NHK朝ドラ、"虎に翼"。吉田恵里香脚本。
昭和6年、女学校に通う猪爪寅子は両親のすすめでお見合いをさせられ続けている。しかし女学校を出たら結婚、子育て、家庭を守るという流れに納得できない寅子。下宿人の優三が通う大学で法律に出会い・・・。実在した裁判官、三淵嘉子をモデルにした物語。
前半はとてもおもしろかった。
いろんな状況で女性の立場が低い世の中に対する寅子の反骨心が、ふんがふんが鼻息荒く「はて?」と言わせまくっていた。

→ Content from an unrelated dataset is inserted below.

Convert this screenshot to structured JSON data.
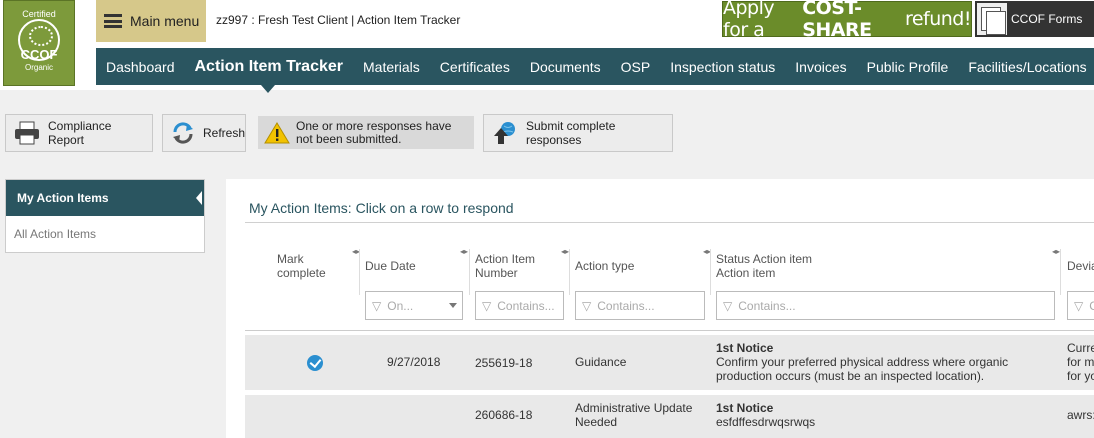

家族との諸々も楽しかったし、明律大学に通う同級生たちのわちゃわちゃもよかった。女性5人(玉ちゃんも入れたら6人)はもちろん、花岡や轟の男性陣も含めて。
寅子は司法試験に受かって弁護士になったけど挫折して。戦争があって。憲法が変わって。裁判所に復職して。新潟に行って。
この辺まではとてもおもしろくて、新潟編の途中からちょっとずつトーンダウンしていったように思う。
そして再び東京編。この辺になると、凄く上の方だけでの物語というか、一般庶民とは違う育ちのいい人たちだけの物語のように見えて、なんだか置いてけぼりを喰らったような感じがしていた。前半で感じていたようなおもしろさは確実になかった。
ただ、それとは別の、今を生きる私たちが知っておくべきこと、原爆被害者のことや尊属殺人のことを知るというおもしろさ(と言っていいのかどうか)があり、つまりはおもしろさの種類が変わっていた。
そういう意味では種類は違えど最後までおもしろく観たわけで。
今作を観るまで伊藤沙莉はずっと私の中では【米子】だった。"
ひよっこ"の。それくらいインパクトがあったということ。だからあれ以降、なんのドラマで観ても米子として認識していた。それが今回、【寅子】に上書きされた。これは結構大きなことだと思う。
となると、これから当分は土居志央梨を【よねさん】と認識していくんだろうな。それはそれでよし。